What kind of president he'll make is a separate matter. Kennedy took almost two years to find his bearings, trust his judgment (against that of his "best and brightest" advisers), and set a course that might have converged with his promise, had he lived longer.

Obama enters the White House with more awareness of its pitfalls (because he has studied Kennedy's record). And he enjoys high hopes and good favor because he's viewed as so resonant with the times; and because the times are so difficult, many will grant him some fumbling and exploration—at least for a while.

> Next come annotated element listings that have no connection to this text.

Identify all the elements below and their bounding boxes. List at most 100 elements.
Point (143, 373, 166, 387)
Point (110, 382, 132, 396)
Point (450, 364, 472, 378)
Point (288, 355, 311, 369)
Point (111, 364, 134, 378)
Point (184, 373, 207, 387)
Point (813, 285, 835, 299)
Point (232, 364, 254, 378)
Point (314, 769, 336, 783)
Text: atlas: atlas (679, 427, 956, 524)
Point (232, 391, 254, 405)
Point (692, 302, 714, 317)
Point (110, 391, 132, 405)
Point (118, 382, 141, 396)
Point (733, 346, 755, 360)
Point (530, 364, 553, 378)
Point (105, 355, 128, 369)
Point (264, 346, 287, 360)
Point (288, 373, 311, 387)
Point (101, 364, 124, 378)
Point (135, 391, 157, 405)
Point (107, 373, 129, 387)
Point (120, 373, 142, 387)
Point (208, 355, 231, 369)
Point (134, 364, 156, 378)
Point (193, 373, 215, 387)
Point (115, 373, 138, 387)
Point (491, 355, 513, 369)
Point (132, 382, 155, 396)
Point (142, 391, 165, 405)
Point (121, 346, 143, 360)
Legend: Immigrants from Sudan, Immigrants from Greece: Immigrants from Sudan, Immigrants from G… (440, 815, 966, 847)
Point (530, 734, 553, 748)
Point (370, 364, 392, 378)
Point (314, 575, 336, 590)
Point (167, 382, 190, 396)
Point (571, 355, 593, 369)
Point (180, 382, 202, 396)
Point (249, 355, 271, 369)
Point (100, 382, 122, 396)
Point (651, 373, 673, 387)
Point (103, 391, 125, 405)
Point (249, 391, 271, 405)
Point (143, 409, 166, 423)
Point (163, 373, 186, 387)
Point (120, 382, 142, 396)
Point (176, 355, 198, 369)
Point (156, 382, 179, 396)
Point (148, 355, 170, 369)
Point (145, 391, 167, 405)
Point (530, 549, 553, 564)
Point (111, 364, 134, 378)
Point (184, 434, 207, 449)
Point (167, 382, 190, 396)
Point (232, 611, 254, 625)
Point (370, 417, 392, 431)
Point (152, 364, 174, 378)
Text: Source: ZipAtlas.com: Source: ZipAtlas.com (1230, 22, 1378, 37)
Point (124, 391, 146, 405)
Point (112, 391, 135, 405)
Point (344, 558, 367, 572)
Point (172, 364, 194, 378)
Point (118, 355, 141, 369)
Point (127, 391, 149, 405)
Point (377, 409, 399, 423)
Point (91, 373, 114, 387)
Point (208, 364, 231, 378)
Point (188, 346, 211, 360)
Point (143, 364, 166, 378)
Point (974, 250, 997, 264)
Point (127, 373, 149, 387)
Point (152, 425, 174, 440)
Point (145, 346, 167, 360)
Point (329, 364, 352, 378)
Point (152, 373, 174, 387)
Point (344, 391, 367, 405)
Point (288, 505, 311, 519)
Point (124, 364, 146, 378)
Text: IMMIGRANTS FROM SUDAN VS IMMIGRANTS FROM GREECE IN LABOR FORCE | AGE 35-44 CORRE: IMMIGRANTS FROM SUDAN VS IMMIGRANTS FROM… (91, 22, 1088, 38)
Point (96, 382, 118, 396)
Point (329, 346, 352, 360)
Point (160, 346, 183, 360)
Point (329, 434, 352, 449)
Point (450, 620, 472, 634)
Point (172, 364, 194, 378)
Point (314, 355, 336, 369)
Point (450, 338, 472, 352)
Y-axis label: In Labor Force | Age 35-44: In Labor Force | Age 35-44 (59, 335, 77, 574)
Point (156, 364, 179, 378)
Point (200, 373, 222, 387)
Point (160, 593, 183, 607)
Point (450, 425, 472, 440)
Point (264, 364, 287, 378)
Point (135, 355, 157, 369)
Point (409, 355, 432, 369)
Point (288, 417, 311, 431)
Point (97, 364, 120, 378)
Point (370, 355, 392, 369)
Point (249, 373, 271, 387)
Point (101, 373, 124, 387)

In the summer of 1959, as Kennedy pondered his unlikely run for the presidency, Allen Ginsberg, the generation's visionary poet of exuberance and doom, wrote in the Village Voice: "No one in America can know what will happen. No one is in real control. America is having a nervous breakdown. … Therefore there has been great exaltation, despair, prophecy, strain, suicide, secrecy, and public gaiety among the poets of the city."

He might as well have written it today.